Before we dive into the code, we need to understand the concepts of PS, worker, In-graph, between-graph, synchronous training, and asynchronous training in distributed TensorFlow. First of all, PS is the parameter server of the whole training cluster, the variable,worker of the model is the node that calculates the gradient of the model, and the resulting gradient vectors are delivered to the PS update model. In-graph and Between-graph correspond, but both can achieve synchronous training and asynchronous training, in-graph refers to the entire cluster by a client to build graph, and by this client to submit graph to the cluster, Other workers are only responsible for the task of gradient calculations, whereas between-graph refers to multiple workers in a cluster that can create multiple graph, but because the worker runs the same code, the graph is the same, And the parameters are saved to the same PS to ensure that the same model is trained so that multiple workers can build graph and read training data, suitable for big data scenarios. The difference between synchronous and asynchronous training is that each update gradient in sync training needs to block the results of waiting for all workers, while asynchronous training is not blocked, training is more efficient, and asynchronous training is generally used in big data and distributed scenarios. 8. Cloud Machine Learning
Before already introduced the TensorFlow related all content, the careful netizen may have discovered, the TensorFlow function is powerful, but the essence still is a library, the user besides writes TensorFlow application code also needs to serve on the physical machine, and manually specify the directory of training data and model files, maintenance costs are large, and the machines are not shared.

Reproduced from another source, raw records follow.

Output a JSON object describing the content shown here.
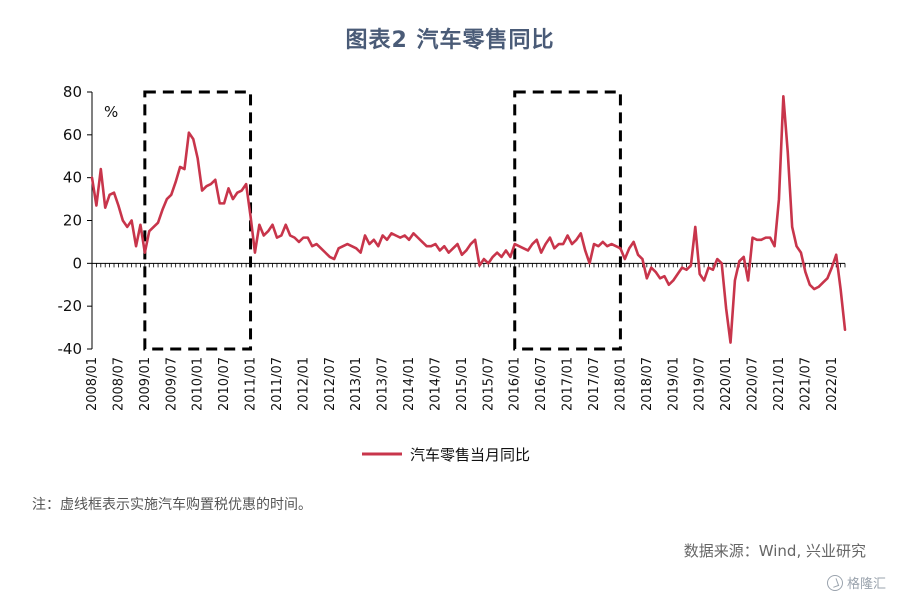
{
  "title": "图表2 汽车零售同比",
  "note": "注：虚线框表示实施汽车购置税优惠的时间。",
  "source": "数据来源：Wind, 兴业研究",
  "watermark": "格隆汇",
  "colors": {
    "series": "#c8354b",
    "axis": "#000000",
    "title": "#4a5b77"
  },
  "chart_data": {
    "type": "line",
    "title": "图表2 汽车零售同比",
    "unit_label": "%",
    "ylim": [
      -40,
      80
    ],
    "yticks": [
      -40,
      -20,
      0,
      20,
      40,
      60,
      80
    ],
    "xticks": [
      "2008/01",
      "2008/07",
      "2009/01",
      "2009/07",
      "2010/01",
      "2010/07",
      "2011/01",
      "2011/07",
      "2012/01",
      "2012/07",
      "2013/01",
      "2013/07",
      "2014/01",
      "2014/07",
      "2015/01",
      "2015/07",
      "2016/01",
      "2016/07",
      "2017/01",
      "2017/07",
      "2018/01",
      "2018/07",
      "2019/01",
      "2019/07",
      "2020/01",
      "2020/07",
      "2021/01",
      "2021/07",
      "2022/01"
    ],
    "x_start": "2008/01",
    "x_end": "2022/04",
    "grid": false,
    "legend": "bottom-center",
    "highlight_periods": [
      {
        "start": "2009/01",
        "end": "2010/12"
      },
      {
        "start": "2016/01",
        "end": "2017/12"
      }
    ],
    "series": [
      {
        "name": "汽车零售当月同比",
        "points": [
          [
            "2008/01",
            40
          ],
          [
            "2008/02",
            27
          ],
          [
            "2008/03",
            44
          ],
          [
            "2008/04",
            26
          ],
          [
            "2008/05",
            32
          ],
          [
            "2008/06",
            33
          ],
          [
            "2008/07",
            27
          ],
          [
            "2008/08",
            20
          ],
          [
            "2008/09",
            17
          ],
          [
            "2008/10",
            20
          ],
          [
            "2008/11",
            8
          ],
          [
            "2008/12",
            18
          ],
          [
            "2009/01",
            5
          ],
          [
            "2009/02",
            15
          ],
          [
            "2009/03",
            17
          ],
          [
            "2009/04",
            19
          ],
          [
            "2009/05",
            25
          ],
          [
            "2009/06",
            30
          ],
          [
            "2009/07",
            32
          ],
          [
            "2009/08",
            38
          ],
          [
            "2009/09",
            45
          ],
          [
            "2009/10",
            44
          ],
          [
            "2009/11",
            61
          ],
          [
            "2009/12",
            58
          ],
          [
            "2010/01",
            49
          ],
          [
            "2010/02",
            34
          ],
          [
            "2010/03",
            36
          ],
          [
            "2010/04",
            37
          ],
          [
            "2010/05",
            39
          ],
          [
            "2010/06",
            28
          ],
          [
            "2010/07",
            28
          ],
          [
            "2010/08",
            35
          ],
          [
            "2010/09",
            30
          ],
          [
            "2010/10",
            33
          ],
          [
            "2010/11",
            34
          ],
          [
            "2010/12",
            37
          ],
          [
            "2011/01",
            22
          ],
          [
            "2011/02",
            5
          ],
          [
            "2011/03",
            18
          ],
          [
            "2011/04",
            13
          ],
          [
            "2011/05",
            15
          ],
          [
            "2011/06",
            18
          ],
          [
            "2011/07",
            12
          ],
          [
            "2011/08",
            13
          ],
          [
            "2011/09",
            18
          ],
          [
            "2011/10",
            13
          ],
          [
            "2011/11",
            12
          ],
          [
            "2011/12",
            10
          ],
          [
            "2012/01",
            12
          ],
          [
            "2012/02",
            12
          ],
          [
            "2012/03",
            8
          ],
          [
            "2012/04",
            9
          ],
          [
            "2012/05",
            7
          ],
          [
            "2012/06",
            5
          ],
          [
            "2012/07",
            3
          ],
          [
            "2012/08",
            2
          ],
          [
            "2012/09",
            7
          ],
          [
            "2012/10",
            8
          ],
          [
            "2012/11",
            9
          ],
          [
            "2012/12",
            8
          ],
          [
            "2013/01",
            7
          ],
          [
            "2013/02",
            5
          ],
          [
            "2013/03",
            13
          ],
          [
            "2013/04",
            9
          ],
          [
            "2013/05",
            11
          ],
          [
            "2013/06",
            8
          ],
          [
            "2013/07",
            13
          ],
          [
            "2013/08",
            11
          ],
          [
            "2013/09",
            14
          ],
          [
            "2013/10",
            13
          ],
          [
            "2013/11",
            12
          ],
          [
            "2013/12",
            13
          ],
          [
            "2014/01",
            11
          ],
          [
            "2014/02",
            14
          ],
          [
            "2014/03",
            12
          ],
          [
            "2014/04",
            10
          ],
          [
            "2014/05",
            8
          ],
          [
            "2014/06",
            8
          ],
          [
            "2014/07",
            9
          ],
          [
            "2014/08",
            6
          ],
          [
            "2014/09",
            8
          ],
          [
            "2014/10",
            5
          ],
          [
            "2014/11",
            7
          ],
          [
            "2014/12",
            9
          ],
          [
            "2015/01",
            4
          ],
          [
            "2015/02",
            6
          ],
          [
            "2015/03",
            9
          ],
          [
            "2015/04",
            11
          ],
          [
            "2015/05",
            -1
          ],
          [
            "2015/06",
            2
          ],
          [
            "2015/07",
            0
          ],
          [
            "2015/08",
            3
          ],
          [
            "2015/09",
            5
          ],
          [
            "2015/10",
            3
          ],
          [
            "2015/11",
            6
          ],
          [
            "2015/12",
            3
          ],
          [
            "2016/01",
            9
          ],
          [
            "2016/02",
            8
          ],
          [
            "2016/03",
            7
          ],
          [
            "2016/04",
            6
          ],
          [
            "2016/05",
            9
          ],
          [
            "2016/06",
            11
          ],
          [
            "2016/07",
            5
          ],
          [
            "2016/08",
            9
          ],
          [
            "2016/09",
            12
          ],
          [
            "2016/10",
            7
          ],
          [
            "2016/11",
            9
          ],
          [
            "2016/12",
            9
          ],
          [
            "2017/01",
            13
          ],
          [
            "2017/02",
            9
          ],
          [
            "2017/03",
            11
          ],
          [
            "2017/04",
            14
          ],
          [
            "2017/05",
            6
          ],
          [
            "2017/06",
            0
          ],
          [
            "2017/07",
            9
          ],
          [
            "2017/08",
            8
          ],
          [
            "2017/09",
            10
          ],
          [
            "2017/10",
            8
          ],
          [
            "2017/11",
            9
          ],
          [
            "2017/12",
            8
          ],
          [
            "2018/01",
            7
          ],
          [
            "2018/02",
            2
          ],
          [
            "2018/03",
            7
          ],
          [
            "2018/04",
            10
          ],
          [
            "2018/05",
            4
          ],
          [
            "2018/06",
            2
          ],
          [
            "2018/07",
            -7
          ],
          [
            "2018/08",
            -2
          ],
          [
            "2018/09",
            -4
          ],
          [
            "2018/10",
            -7
          ],
          [
            "2018/11",
            -6
          ],
          [
            "2018/12",
            -10
          ],
          [
            "2019/01",
            -8
          ],
          [
            "2019/02",
            -5
          ],
          [
            "2019/03",
            -2
          ],
          [
            "2019/04",
            -3
          ],
          [
            "2019/05",
            -1
          ],
          [
            "2019/06",
            17
          ],
          [
            "2019/07",
            -5
          ],
          [
            "2019/08",
            -8
          ],
          [
            "2019/09",
            -2
          ],
          [
            "2019/10",
            -3
          ],
          [
            "2019/11",
            2
          ],
          [
            "2019/12",
            0
          ],
          [
            "2020/01",
            -21
          ],
          [
            "2020/02",
            -37
          ],
          [
            "2020/03",
            -8
          ],
          [
            "2020/04",
            1
          ],
          [
            "2020/05",
            3
          ],
          [
            "2020/06",
            -8
          ],
          [
            "2020/07",
            12
          ],
          [
            "2020/08",
            11
          ],
          [
            "2020/09",
            11
          ],
          [
            "2020/10",
            12
          ],
          [
            "2020/11",
            12
          ],
          [
            "2020/12",
            8
          ],
          [
            "2021/01",
            30
          ],
          [
            "2021/02",
            78
          ],
          [
            "2021/03",
            52
          ],
          [
            "2021/04",
            17
          ],
          [
            "2021/05",
            8
          ],
          [
            "2021/06",
            5
          ],
          [
            "2021/07",
            -4
          ],
          [
            "2021/08",
            -10
          ],
          [
            "2021/09",
            -12
          ],
          [
            "2021/10",
            -11
          ],
          [
            "2021/11",
            -9
          ],
          [
            "2021/12",
            -7
          ],
          [
            "2022/01",
            -2
          ],
          [
            "2022/02",
            4
          ],
          [
            "2022/03",
            -12
          ],
          [
            "2022/04",
            -31
          ]
        ]
      }
    ]
  }
}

Throughout the big data processing and resource scheduling industry, Hadoop ecosystem has become the industry standard, through the MapReduce or spark interface to process data, the user through the API submission task by yarn for Uniform resource allocation and scheduling, not only to make distributed computing possible, The utilization of the server is greatly improved by the resource sharing and the unified dispatching flat platform. It's a pity that the TensorFlow definition is a deep learning framework and does not include features such as cluster resource management, but after the open source TensorFlow, Google Cloud ml service was released soon, and we started out as an early user of cloud ml from the alpha version. Deep understanding of the convenience of deep learning in the cloud training. With the Google Cloud ml service, we can submit TensorFlow application code directly to the cloud and even deploy a trained model directly to the cloud, directly through the API, and thanks to TensorFlow's good design, We implemented the Cloud machine learning service based on Kubernetes and TensorFlow serving, and the architecture design and usage interfaces are similar to Google Cloud ml.
TensorFlow is a very good framework for deep learning, for individual developers, researchers have enterprises are worth investing in the technical direction, and cloud machine learning can solve the user in the environment initialization, training task management and neural network model of the online services management and scheduling problems. Now that Google Cloud ML has supported automatically hyperparameter tunning, parameter tuning will become a computing problem rather than a technical one, even if some developers use mxnet or something other than TensorFlow, We are also willing to communicate with more deep learning users and platform developers to promote community development.